= Sean M. Burke =

American computer programmer

Sean Michael Burke is a Perl programmer, author, and linguist. He was a columnist for The Perl Journal from 1998 and has written several dozen Perl modules for CPAN, as well as books for O'Reilly Media.

==Software==
Burke's Perl modules include the HTML parsing module HTML::TreeBuilder, and Sort::ArbBiLex (arbitrary bi-level lexicographic sorting), used to generate sorting functions for language-specific sorting conventions. Some of Burke's modules, including Class::ISA, I18N::LangTags, and Locale::Maketext, have become part of the standard distribution of Perl. Locale::Maketext is also the basis of the internationalization layer in Request Tracker.

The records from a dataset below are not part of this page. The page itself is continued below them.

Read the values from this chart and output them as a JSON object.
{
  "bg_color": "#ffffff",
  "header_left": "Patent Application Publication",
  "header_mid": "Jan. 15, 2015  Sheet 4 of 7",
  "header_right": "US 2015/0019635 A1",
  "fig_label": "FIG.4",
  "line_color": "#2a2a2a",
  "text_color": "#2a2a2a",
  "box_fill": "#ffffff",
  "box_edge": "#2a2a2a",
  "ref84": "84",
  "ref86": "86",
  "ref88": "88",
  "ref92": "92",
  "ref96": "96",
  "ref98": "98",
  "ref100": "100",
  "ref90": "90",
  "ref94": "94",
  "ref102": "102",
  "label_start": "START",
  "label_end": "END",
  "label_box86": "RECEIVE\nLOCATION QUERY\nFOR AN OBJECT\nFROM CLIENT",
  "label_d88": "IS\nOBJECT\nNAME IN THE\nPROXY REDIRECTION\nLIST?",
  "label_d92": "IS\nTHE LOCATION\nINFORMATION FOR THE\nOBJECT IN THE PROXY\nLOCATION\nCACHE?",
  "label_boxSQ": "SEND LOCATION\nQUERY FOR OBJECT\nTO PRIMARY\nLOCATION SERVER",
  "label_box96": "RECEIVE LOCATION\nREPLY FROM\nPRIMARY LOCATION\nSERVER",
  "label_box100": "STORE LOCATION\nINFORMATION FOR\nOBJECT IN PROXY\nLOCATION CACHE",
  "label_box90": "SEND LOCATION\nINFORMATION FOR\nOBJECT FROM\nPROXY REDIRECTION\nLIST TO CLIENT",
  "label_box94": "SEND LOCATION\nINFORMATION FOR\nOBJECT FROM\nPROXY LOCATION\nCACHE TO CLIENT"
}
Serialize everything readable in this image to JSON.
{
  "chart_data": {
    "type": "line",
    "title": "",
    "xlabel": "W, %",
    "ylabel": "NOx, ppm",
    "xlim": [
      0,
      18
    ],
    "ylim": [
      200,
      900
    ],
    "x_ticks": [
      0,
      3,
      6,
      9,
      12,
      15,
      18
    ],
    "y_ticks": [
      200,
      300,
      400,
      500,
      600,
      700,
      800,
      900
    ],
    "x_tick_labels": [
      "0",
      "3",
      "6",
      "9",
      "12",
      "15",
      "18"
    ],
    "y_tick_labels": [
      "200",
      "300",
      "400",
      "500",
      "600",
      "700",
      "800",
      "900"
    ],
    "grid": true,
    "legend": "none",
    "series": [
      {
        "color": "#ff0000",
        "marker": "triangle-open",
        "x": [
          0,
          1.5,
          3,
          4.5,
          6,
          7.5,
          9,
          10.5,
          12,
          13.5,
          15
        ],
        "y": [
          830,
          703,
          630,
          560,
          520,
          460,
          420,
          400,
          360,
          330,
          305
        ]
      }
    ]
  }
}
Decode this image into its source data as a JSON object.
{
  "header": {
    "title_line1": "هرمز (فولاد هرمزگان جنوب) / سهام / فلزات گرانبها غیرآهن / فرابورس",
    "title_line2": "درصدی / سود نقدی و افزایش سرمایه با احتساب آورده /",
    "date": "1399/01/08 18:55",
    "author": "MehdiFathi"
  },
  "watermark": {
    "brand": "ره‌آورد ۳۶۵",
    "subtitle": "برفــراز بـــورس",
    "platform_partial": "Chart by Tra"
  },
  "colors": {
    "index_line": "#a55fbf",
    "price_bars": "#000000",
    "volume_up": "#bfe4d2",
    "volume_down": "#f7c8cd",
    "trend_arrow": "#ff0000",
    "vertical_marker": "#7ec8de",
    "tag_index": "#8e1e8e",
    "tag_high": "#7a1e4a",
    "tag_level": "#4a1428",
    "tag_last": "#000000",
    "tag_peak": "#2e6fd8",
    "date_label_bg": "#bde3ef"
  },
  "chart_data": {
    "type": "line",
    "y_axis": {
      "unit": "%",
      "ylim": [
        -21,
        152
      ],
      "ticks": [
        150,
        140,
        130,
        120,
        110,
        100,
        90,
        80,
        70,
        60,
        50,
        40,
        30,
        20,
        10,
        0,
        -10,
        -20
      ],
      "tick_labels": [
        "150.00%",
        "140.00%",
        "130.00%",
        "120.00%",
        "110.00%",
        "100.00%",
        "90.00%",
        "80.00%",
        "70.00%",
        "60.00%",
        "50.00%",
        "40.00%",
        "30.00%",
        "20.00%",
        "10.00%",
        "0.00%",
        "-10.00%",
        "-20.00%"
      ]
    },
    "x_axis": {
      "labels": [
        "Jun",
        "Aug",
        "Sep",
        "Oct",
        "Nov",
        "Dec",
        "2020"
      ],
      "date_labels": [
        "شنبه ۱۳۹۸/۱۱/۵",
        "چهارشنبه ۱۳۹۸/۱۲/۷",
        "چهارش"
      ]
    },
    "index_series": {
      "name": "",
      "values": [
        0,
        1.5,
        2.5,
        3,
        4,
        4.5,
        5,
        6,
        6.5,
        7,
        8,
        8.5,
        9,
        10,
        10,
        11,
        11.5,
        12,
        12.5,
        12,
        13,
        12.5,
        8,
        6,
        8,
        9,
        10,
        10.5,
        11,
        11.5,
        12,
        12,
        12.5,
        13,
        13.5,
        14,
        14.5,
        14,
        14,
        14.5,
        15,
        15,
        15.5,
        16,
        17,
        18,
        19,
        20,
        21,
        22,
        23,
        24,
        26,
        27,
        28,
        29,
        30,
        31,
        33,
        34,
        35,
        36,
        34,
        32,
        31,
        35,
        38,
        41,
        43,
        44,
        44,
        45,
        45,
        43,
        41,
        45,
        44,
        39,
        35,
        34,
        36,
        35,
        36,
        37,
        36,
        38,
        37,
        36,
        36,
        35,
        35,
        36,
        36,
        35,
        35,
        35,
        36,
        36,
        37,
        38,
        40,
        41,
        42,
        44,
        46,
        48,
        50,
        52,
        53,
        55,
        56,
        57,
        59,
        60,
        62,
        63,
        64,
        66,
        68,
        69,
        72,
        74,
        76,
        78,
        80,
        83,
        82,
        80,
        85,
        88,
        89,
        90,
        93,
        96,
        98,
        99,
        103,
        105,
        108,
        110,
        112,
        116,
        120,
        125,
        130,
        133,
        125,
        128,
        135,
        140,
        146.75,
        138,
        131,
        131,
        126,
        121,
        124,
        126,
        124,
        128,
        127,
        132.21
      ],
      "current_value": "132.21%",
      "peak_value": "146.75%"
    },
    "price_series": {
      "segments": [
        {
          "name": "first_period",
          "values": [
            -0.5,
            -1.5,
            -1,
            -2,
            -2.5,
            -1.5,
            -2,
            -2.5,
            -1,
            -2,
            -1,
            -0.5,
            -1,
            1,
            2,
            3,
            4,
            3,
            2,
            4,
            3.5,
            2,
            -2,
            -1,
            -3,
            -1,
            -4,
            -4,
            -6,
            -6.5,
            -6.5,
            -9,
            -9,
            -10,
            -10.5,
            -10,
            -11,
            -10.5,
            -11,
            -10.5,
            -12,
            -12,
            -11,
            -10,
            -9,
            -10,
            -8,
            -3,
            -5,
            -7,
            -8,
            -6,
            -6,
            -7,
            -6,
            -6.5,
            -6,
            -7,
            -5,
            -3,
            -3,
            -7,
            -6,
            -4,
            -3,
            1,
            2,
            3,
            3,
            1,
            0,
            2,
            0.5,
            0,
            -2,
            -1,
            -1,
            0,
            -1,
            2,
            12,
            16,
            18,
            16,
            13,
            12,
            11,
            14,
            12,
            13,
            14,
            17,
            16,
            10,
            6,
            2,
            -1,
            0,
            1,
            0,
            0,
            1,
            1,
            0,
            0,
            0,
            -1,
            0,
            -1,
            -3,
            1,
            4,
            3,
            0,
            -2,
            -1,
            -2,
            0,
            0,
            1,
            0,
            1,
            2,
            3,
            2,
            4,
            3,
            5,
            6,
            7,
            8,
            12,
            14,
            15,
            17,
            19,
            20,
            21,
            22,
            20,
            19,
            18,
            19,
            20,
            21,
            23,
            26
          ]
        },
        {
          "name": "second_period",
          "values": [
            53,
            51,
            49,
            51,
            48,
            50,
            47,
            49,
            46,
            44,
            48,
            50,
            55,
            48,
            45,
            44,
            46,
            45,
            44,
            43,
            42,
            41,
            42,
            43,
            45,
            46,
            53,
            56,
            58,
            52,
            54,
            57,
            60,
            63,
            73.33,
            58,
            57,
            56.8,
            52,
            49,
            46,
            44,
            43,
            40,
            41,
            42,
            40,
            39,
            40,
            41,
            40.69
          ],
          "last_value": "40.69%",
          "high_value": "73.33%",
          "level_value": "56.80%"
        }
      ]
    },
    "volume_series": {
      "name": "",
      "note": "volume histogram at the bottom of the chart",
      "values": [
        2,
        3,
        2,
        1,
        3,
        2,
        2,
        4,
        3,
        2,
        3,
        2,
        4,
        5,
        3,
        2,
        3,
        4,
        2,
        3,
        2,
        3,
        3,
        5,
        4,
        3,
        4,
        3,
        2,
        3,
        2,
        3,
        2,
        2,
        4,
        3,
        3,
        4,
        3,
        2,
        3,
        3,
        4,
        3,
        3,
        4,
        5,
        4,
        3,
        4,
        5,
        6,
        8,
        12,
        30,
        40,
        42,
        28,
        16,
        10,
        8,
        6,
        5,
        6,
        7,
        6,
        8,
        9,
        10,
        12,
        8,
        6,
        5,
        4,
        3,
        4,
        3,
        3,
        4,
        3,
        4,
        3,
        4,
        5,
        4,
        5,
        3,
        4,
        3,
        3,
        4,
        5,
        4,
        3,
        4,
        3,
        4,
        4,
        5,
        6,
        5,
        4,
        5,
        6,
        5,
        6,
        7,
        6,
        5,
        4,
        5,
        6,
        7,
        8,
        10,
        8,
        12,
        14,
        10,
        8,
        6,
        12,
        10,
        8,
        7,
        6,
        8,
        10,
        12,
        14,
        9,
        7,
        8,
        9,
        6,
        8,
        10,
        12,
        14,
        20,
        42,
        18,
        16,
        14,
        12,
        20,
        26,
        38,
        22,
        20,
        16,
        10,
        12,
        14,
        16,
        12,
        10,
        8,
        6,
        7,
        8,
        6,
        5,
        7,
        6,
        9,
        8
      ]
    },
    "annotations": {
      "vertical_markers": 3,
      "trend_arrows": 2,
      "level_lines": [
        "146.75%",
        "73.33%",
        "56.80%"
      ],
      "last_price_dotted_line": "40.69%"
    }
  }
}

Burke also wrote perlpodspec, the specification for the Pod ("Plain Old Documentation") markup language, which is used for documenting Perl and its modules, and the current generation of Pod parsers, such as Pod::Simple, which are used for generating the HTML documentation on the main CPAN search engine, search.cpan.org.

==Bibliography==
- Burke, Sean M. Perl & LWP, O'Reilly Media, 2002, ISBN 978-0-596-00178-0.
- Burke, Sean M. RTF Pocket Guide, O'Reilly Media, 2003, ISBN 978-0-596-00178-0.
- Burke, Sean M. Chapter 5.3: "The design of online lexicons" (p240-249) in A Practical Guide to Lexicography, van Sterkenburg, Piet (editor). A textbook, book #6 in the series Terminology and Lexicography Research and Practice. John Benjamins Publishing Company, 2003. ISBN 978-1588113818.
- Phone, Wilhelmina; Olson, Maureen; Martinez, Matilda. (Authors.) Dictionary of Jicarilla Apache: Abáachi Mizaa Iłkeeʼ Siijai. Axelrod, Melissa; Gómez de García, Jule; Lachler, Jordan; and Burke, Sean (Eds.). Author of its section "Technical Notes on the Production of the Dictionary". University of New Mexico Press. 2007. ISBN 978-0826340788.
- Selected Perl Journal articles appear in all three volumes of Best of The Perl Journal.